John rolls his eyes. There’s a moment of silence, then John leans forward and says softly, “This symbol was found drawn on all of the victims.”

Miller reaches for her pendant, fingers tightening around it. “It has to be some kind of coincidence.”

“We don’t think it is,” John tells her gently. “It was put there as a message, to signal someone.”

“Who?” Miller asks quietly.

“We think he was trying to get your attention,” John says.

Miller laughs bitterly, with a slightly hysterical edge. “Well, he has it.”

Sam takes her hands, squeezing it, and Miller turns to look at her.

Why?” Miller asks.

Sam glances briefly at John, who nods.

“They think it might be someone who thinks he’s in love with you,” Sam says. “He’s killing people he thinks might’ve hurt you.”

“It’s likely he either doesn’t realize that you haven’t seen the symbol and is escalating because your lack of response is troubling him, or he has only just found out you haven’t seen it and is attempting to give you more opportunities to do so,” Sherlock says.

There’s a long silence, during which Miller’s grip on Sam’s hand is so hard her knuckles have gone white.

“Someone is killing people because he thinks I’d want to be rid of them,” Miller says finally, sounding almost numb.

“Yes,” Sherlock replies, pleased she’s caught on with minimal explanation.

“So, this – all of this – is my fault,” Miller says.

“No,” Sam says, just as John says, “Absolutely not.”

“But he’s doing it for me,” Miller says.

“He’s doing it for himself,” John tells her. “He’s managed to twist things inside his head to give him an excuse, but that’s all it is, an excuse. If it wasn’t you, he’d be doing it for someone else. He’s trying to make you a victim just as he’s made the others victims. Don’t blame yourself for his actions.”

“John’s right,” Sherlock says.

John gives him a bright, grateful smile. It’s enough to distract Sherlock. Only momentarily, and he doubts anyone else noticed, but it shouldn’t have happened at all, let alone in the middle of Sherlock explaining something.

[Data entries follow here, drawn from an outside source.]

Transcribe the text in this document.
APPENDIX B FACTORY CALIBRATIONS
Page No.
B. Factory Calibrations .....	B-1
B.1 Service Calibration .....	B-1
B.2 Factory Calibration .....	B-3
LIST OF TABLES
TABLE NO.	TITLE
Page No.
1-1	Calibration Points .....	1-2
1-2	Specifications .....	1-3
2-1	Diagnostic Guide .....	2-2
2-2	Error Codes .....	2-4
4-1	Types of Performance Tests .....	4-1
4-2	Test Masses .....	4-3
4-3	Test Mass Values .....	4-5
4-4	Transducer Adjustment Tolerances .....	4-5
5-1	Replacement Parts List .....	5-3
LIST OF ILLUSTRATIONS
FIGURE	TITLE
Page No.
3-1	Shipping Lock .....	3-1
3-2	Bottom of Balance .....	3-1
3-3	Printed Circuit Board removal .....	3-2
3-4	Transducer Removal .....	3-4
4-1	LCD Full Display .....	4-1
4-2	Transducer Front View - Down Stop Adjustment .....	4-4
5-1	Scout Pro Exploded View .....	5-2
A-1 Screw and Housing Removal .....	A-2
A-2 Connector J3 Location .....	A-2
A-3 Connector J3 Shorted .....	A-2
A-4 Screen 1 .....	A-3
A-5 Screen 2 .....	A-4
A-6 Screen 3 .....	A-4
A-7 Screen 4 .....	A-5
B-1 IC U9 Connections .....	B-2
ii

“That is how these things usually end,” Sherlock continues, refusing to let it affect him. “Sooner or later, the object of the killer’s obsession will become one of his victims.” Sherlock frowns a bit. “I’m surprised he hasn’t attempted to do so yet. The killing of the boyfriend should have marked attempts to come into contact with you.”

There’s more silence, though this time it’s accompanied by everyone save Fiona staring at him.

“He couldn’t,” Sam says finally. “Kayla hasn’t been alone since Finn’s murder.”

“Ah,” Sherlock says. “Yes, that would frustrate him even more. Has anyone tried to contact you who normally doesn’t, or tried to contact you more than usual?”

“Yes,” Miller says. “But I don’t know who. People kept calling and texting and I – stopped wanting to hear people tell me how sorry they are.”

“Lacey and I have been answering things,” Sam tells him. “I could tell you who’s been calling the most.”

“No,” Sherlock says dismissively. “He wouldn’t want to go through an intermediary. He’ll wait until he can get you alone, and he’ll do his best to achieve that.”

And then Sherlock smiles, because yes, that’s it.

“What is it?” John asks.

Sherlock turns his smile on John, pleased at the reminder that John knows him well enough to know when he’s figured something out – and too focused on his plan to remember that he shouldn’t be pleased with that. “That’s how we’ll get him, John. He’s going to come after her, likely sooner rather than later, given that he’s already taken the step of eliminating the boyfriend, and when he does, we’ll have him.”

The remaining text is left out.